What You Need To Know
- On Friday, lawyers from the state, city and homeless advocacy organizations met in court to discuss the city's response to an ongoing influx of asylum seekers
- The emergency court conference resulted in more emphasis on the state to step up and help with housing incoming migrants
- So far, more than 96,000 asylum seekers have come into the city, with more than 57,000 in the city's care
One result of the conference was a clear message that Hochul needs to take control of the situation.
“One of the problems has been a lack of urgency on the part of state officials and the judge was saying you need to treat this as an emergency,” said Joshua Goldfein, a staff attorney with The Legal Aid Society.
Earlier this week, single migrant men were lined up outside of the Roosevelt Hotel awaiting beds.
The line violated the city’s “right-to-shelter” law, which mandates the city provide a bed to anyone in need, triggering homeless advocates to go to court.
“We saw a situation develop that I think shocked and horrified not only New Yorkers but people all over the world. And we sent a letter to the city demanding that they provide people with shelter and permit them to submit applications,” said Goldfein, who mentioned that some of the migrants were in the line for several days.
The migrants were eventually moved to a church in Long Island City.
State Supreme Court Judge Erika Edwards on Friday ordered that the city submit a proposal to the state listing its needs in terms of staffing, resources and facilities when it comes to helping migrants.
So far, Hochul has provided thousands of national guardsmen, three state facilities and promised $1 billion in funding to the situation, but has mostly been in the background.
Attorneys for homeless organizations say she has the power to do more.
“The governor could immediately issue an executive order that takes control of this, that makes a statewide policy and that prevents local governments from trying to interfere in that statewide policy by creating these local executive orders or resolutions or seeking TRO’s in court,” said Goldfein, citing former Gov.

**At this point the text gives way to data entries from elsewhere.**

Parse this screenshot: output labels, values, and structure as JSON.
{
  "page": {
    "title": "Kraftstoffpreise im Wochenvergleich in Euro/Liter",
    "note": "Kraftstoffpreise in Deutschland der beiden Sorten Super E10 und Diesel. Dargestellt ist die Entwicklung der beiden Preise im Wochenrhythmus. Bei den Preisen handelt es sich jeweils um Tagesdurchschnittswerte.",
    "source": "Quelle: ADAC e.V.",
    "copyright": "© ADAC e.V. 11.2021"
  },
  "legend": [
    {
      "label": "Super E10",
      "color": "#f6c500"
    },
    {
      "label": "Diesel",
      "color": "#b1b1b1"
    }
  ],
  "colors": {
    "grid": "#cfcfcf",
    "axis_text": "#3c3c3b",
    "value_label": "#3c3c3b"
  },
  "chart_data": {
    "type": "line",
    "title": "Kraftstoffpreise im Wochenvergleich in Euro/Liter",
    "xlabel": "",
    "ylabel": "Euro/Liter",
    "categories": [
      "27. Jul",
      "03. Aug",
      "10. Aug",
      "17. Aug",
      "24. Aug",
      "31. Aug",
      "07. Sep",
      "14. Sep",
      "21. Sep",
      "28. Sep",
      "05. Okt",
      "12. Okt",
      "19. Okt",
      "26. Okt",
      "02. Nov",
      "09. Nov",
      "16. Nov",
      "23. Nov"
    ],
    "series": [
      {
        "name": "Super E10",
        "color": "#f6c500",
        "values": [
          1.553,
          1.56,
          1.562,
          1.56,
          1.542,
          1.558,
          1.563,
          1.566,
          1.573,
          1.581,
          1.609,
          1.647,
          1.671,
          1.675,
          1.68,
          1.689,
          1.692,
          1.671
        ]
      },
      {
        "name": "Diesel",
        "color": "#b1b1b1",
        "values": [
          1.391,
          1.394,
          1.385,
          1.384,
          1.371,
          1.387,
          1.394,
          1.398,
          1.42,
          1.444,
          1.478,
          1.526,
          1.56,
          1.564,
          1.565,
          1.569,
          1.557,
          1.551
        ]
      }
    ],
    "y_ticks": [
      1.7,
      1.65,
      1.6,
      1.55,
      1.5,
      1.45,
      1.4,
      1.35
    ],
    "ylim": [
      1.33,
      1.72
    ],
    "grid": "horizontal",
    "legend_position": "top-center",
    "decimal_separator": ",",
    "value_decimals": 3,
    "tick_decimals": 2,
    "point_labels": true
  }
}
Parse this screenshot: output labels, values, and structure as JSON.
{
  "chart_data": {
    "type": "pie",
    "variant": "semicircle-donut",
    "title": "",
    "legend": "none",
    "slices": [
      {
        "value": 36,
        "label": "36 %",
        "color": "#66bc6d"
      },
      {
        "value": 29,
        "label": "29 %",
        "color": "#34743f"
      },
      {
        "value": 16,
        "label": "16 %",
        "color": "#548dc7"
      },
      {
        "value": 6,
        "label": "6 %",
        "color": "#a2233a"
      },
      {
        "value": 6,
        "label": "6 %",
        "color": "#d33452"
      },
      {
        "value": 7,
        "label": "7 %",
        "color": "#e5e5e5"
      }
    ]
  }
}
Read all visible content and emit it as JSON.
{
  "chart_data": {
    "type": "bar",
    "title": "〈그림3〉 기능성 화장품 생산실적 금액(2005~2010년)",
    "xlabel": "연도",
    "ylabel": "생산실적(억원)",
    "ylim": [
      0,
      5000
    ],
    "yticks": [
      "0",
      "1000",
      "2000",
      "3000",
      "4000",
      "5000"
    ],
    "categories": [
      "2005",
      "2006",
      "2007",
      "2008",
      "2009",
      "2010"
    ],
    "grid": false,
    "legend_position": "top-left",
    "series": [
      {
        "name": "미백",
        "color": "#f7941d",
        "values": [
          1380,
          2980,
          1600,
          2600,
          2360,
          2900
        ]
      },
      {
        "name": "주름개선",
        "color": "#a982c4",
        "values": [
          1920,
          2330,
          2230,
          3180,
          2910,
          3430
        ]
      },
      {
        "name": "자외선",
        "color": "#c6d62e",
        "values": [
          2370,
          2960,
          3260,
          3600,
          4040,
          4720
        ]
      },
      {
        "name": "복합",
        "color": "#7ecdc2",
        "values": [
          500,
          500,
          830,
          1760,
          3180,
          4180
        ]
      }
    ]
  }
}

Andrew Cuomo’s covid orders amid the pandemic.
Judge Edwards said in concluding Friday’s conference that there is progress and she is optimistic about the future.
As of Friday, there are no migrants outside of the Midtown hotel.
The city has been able to find space last minute, but it’s unclear how much longer that tactic will work.
In a statement on Friday, Mayor Eric Adams called on state and federal officials to help with the steady influx of migrants.
He noted that without their aid, scenes of migrants waiting outside of shelters could become common.
“Unless the state and federal governments fulfil their obligations to join us and do more in supporting asylum seekers, scenes like the one that broke our hearts outside the Roosevelt may sadly become more common, despite the best efforts of thousands of dedicated public servants to find space for hundreds of new asylum seekers every day, in a city already facing a severe housing shortage,” Adams said in a statement.
There are more than 57,000 asylum seekers in the city’s care.
Overall, the city has opened nearly 200 emergency shelters, including 13 Humanitarian Emergency Relief and Response Centers.
Lawyers from all sides of the case conferenced for about an hour on Friday.
The city has a deadline of Aug. 9 to send their letter to the state. The next court conference is scheduled for Aug. 16.